The "pro" cases outweigh the "cons" 81% to 19%.

The cases’ subjects ranged from fossil fuel infrastructure to land and wildlife issues, though the volume of cases in each area isn’t necessarily a read on whether they had a greater impact on policy over others.

Transportation and power plant emissions, for example, made up a smaller category but could represent a more substantial impact on policy.

In 2017 and 2018, challengers filed 12 cases challenging Trump administration efforts to delay or roll back climate protections. Five of those resulted in a ruling against Trump, and five pressured the government to end the delay in question and were then dismissed or allowed to lapse. The rest are pending.

The courts have also halted some of the Trump administration’s efforts to increase fossil fuel development without adequate environmental review.

Courts ordered additional analysis, for example, after the Interior Department lifted an Obama-era moratorium on coal leasing on public lands and when the State Department issued a key permit for the Keystone XL pipeline.

The report says those decisions "uphold precedent that the Trump Administration cannot shirk statutory obligations" when making policy changes or conducting environmental reviews for fossil fuel development.

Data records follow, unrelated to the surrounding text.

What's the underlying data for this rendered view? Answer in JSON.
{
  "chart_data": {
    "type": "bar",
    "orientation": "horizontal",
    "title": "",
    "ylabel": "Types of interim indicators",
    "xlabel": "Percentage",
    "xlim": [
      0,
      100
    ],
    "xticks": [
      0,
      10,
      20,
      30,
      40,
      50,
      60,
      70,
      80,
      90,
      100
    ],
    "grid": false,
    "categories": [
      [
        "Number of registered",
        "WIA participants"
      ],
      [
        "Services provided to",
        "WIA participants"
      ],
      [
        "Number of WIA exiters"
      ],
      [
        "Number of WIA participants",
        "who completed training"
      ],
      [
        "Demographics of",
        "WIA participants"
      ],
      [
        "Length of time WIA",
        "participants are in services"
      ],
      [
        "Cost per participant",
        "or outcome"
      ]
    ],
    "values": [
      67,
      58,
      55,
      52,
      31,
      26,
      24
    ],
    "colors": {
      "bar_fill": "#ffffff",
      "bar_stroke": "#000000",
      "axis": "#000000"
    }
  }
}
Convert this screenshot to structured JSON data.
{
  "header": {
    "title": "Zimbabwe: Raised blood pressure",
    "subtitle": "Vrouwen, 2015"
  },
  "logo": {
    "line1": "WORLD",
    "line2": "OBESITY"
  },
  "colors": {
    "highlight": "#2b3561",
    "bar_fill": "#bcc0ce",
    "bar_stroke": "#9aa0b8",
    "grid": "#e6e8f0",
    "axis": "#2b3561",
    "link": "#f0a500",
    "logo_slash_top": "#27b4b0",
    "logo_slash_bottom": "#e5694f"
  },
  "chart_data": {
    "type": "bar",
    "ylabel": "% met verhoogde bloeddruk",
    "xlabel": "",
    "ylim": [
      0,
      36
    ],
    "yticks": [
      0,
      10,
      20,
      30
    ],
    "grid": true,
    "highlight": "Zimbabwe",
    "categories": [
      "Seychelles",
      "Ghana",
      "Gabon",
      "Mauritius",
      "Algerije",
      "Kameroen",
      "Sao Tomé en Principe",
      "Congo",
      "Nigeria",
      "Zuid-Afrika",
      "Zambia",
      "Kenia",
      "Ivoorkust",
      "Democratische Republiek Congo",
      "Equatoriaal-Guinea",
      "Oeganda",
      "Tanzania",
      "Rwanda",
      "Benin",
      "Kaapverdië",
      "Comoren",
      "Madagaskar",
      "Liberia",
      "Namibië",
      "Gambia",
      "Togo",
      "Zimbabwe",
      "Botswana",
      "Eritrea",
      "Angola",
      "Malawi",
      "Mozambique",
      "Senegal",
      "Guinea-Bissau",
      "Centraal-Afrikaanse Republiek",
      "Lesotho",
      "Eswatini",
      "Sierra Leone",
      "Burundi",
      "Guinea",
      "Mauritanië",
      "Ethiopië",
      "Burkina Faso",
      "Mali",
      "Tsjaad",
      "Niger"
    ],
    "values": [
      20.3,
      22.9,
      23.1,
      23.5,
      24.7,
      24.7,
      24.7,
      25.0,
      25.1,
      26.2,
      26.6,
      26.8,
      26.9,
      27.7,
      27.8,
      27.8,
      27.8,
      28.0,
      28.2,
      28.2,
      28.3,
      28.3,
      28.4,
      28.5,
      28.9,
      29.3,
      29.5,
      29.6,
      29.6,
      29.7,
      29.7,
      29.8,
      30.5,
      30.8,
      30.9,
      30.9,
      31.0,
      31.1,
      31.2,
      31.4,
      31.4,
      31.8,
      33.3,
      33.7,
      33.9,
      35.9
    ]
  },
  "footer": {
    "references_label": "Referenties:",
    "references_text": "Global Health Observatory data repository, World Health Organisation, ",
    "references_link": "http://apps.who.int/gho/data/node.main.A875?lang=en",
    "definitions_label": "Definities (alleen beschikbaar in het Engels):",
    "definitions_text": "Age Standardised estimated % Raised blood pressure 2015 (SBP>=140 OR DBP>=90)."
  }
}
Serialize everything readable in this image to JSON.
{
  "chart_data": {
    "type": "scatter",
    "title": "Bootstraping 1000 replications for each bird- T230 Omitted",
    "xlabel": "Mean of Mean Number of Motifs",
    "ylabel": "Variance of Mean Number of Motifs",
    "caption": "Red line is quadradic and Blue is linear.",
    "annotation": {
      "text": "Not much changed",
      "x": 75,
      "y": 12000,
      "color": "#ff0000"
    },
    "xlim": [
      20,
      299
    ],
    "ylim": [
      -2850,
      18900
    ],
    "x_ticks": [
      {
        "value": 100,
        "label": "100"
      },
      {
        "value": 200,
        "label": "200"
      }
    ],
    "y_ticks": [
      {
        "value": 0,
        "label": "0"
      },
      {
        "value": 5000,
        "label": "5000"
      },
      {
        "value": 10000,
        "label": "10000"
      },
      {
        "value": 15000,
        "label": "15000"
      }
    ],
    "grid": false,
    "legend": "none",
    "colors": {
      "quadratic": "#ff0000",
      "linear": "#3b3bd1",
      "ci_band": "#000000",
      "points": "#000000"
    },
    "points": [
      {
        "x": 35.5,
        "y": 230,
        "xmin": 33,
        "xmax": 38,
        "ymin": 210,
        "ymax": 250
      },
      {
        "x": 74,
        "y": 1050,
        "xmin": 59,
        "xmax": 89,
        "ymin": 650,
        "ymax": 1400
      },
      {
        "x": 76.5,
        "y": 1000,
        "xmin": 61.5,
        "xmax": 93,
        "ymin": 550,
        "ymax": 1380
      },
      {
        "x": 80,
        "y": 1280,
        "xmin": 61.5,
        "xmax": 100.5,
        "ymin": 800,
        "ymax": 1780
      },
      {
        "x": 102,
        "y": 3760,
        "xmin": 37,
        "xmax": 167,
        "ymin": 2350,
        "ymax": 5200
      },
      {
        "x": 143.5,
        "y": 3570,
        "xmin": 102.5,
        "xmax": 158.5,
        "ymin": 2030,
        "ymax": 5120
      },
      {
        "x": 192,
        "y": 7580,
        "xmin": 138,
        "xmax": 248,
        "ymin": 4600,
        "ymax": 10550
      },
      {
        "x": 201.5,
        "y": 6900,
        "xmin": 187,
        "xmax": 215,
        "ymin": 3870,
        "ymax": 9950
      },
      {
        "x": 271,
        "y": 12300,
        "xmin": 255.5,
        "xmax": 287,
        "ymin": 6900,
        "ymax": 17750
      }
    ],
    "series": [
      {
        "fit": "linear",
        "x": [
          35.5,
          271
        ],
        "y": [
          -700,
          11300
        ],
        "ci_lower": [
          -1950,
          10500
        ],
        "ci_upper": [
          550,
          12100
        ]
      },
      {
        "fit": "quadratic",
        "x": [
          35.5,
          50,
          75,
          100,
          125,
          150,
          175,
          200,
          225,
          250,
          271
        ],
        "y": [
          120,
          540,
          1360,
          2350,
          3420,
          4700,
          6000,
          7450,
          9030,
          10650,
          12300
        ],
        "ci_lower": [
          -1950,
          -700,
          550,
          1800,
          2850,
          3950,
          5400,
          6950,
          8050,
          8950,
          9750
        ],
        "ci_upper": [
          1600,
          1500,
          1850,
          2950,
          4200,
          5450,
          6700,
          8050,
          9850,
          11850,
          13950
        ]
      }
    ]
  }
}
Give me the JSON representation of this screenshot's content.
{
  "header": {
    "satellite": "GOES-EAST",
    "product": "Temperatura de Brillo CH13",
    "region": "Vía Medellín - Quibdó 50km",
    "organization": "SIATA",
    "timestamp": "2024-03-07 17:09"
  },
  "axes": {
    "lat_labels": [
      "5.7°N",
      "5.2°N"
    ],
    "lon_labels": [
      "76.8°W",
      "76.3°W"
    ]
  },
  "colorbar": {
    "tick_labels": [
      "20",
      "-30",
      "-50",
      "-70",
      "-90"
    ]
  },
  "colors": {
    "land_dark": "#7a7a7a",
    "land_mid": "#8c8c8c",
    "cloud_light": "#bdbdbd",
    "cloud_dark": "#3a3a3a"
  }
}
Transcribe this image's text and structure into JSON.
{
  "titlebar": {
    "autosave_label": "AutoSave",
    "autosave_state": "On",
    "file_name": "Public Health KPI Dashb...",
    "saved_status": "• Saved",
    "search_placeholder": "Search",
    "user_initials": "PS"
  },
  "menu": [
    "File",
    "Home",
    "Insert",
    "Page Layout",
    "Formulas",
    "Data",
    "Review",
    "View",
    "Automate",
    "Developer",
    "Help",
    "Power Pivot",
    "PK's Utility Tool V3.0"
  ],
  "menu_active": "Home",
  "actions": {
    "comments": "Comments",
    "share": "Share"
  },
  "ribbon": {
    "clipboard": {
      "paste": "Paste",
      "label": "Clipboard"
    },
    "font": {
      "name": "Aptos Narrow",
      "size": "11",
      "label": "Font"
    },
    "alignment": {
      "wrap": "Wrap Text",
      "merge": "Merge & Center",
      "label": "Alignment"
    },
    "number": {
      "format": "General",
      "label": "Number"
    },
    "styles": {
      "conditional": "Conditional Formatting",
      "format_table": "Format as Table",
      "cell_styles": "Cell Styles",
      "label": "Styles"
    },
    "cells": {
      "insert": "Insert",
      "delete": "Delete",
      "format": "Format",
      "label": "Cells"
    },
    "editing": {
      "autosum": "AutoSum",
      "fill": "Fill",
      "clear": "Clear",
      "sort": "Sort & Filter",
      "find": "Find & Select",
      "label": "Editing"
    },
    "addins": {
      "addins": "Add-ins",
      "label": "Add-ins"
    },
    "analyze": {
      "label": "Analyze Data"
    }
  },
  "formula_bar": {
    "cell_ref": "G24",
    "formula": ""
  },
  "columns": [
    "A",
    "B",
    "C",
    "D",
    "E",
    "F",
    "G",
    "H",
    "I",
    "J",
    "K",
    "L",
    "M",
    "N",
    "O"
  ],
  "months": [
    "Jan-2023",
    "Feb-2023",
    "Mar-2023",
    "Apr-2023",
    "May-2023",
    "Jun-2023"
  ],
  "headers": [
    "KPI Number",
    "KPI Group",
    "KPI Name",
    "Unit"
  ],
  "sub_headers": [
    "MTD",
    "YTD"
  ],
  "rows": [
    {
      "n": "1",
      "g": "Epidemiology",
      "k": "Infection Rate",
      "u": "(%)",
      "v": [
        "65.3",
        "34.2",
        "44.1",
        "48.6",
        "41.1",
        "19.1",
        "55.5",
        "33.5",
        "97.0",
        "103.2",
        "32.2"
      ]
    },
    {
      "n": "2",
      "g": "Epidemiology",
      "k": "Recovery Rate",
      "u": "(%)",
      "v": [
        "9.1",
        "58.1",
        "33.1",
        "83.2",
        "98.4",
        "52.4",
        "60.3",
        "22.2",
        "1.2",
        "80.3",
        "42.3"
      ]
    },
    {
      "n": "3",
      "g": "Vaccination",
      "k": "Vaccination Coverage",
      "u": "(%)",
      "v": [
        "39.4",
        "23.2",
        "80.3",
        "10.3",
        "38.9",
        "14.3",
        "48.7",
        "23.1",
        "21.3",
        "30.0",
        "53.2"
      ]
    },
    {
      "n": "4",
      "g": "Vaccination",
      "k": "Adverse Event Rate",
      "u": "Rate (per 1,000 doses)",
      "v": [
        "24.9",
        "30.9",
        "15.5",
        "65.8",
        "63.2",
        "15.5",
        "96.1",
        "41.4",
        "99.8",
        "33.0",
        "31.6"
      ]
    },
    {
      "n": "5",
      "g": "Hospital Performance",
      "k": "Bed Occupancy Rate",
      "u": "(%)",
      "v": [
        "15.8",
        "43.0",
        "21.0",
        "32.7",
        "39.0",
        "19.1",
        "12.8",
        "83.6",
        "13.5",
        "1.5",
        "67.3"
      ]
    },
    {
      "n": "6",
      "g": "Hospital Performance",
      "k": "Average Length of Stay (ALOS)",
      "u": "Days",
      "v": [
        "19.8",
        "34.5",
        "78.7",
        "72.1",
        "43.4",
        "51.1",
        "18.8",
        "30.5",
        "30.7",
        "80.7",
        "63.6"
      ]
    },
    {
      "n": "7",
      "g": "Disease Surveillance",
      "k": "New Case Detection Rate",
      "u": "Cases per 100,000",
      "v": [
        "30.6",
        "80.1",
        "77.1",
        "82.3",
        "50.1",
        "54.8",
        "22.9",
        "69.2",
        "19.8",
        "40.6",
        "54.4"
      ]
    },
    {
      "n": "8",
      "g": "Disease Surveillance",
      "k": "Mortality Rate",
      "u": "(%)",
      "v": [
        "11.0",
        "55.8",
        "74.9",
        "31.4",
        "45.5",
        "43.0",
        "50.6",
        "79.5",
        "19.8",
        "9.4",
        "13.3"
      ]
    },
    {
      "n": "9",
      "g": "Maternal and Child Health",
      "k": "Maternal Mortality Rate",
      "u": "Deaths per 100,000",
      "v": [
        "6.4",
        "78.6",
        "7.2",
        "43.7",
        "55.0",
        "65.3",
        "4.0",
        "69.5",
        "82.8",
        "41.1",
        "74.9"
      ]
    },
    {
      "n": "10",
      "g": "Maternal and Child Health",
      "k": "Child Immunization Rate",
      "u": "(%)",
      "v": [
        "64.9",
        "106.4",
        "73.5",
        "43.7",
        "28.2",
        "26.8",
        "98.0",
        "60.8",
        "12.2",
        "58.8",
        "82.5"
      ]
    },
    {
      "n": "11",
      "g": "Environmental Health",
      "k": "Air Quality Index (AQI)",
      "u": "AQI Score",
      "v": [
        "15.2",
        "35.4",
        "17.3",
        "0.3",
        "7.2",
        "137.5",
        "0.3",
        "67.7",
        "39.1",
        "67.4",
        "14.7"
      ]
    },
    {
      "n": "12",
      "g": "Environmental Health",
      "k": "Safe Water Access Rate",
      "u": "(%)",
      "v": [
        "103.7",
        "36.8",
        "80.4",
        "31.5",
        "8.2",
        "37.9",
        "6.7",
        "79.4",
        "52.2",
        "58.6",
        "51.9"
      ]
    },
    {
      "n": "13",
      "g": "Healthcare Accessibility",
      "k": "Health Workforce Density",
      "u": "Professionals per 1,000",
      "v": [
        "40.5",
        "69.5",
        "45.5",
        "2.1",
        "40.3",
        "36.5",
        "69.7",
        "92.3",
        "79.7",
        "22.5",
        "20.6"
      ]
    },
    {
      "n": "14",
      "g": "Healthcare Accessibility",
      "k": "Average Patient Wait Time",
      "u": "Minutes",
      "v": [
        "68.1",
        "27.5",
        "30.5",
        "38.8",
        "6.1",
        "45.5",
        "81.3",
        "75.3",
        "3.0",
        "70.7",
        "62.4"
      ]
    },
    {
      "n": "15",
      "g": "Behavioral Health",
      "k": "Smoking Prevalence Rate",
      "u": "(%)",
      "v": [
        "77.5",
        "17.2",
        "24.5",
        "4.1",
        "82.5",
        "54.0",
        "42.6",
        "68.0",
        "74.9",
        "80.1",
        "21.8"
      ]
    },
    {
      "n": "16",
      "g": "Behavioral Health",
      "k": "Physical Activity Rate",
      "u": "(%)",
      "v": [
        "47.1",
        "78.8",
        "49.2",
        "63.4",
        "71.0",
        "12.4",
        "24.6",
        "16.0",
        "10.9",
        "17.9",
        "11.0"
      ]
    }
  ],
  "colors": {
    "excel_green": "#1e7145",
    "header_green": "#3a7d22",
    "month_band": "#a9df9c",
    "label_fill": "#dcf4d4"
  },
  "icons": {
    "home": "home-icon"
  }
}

Meanwhile, cases promoting transparency and enforcing climate protections increased in 2018 — at least in part, the report says, in response "to underlying opportunities to challenge current and previous administration policies."

Many of those transparency cases brought to light corruption and unethical behavior on the part of government officials, the report says. In one such case brought by the Sierra Club, Freedom of Information Act requests unearthed "24,000 pages of EPA emails and call logs that it reported to reveal a ‘culture of corruption’ in Pruitt’s EPA."

"Direct defense" cases, with parties seeking to defend climate-protective policies, made up about 8% of climate litigation for 2018, the report found.

But according to the report, that number is "indicative of the broader suite of opportunities to challenge the Trump Administration’s climate policy — or lack thereof."

Nongovernmental organizations were most frequently the plaintiffs or petitioners in the "pro" cases, at 77%, frequently challenging EPA and the Interior Department.

Industry actors brought 16% of total cases but made up the vast majority of the "con" category — those seeking to weaken climate protections — at 70%.

The report concludes that attempts to undermine climate regulation remain "constrained by the court through vigilant litigation."

"As climate change cases develop, the courts will continue to be an important arena for enforcing administrative, statutory, and other legal obligations," the Sabin Center said in a statement about the report.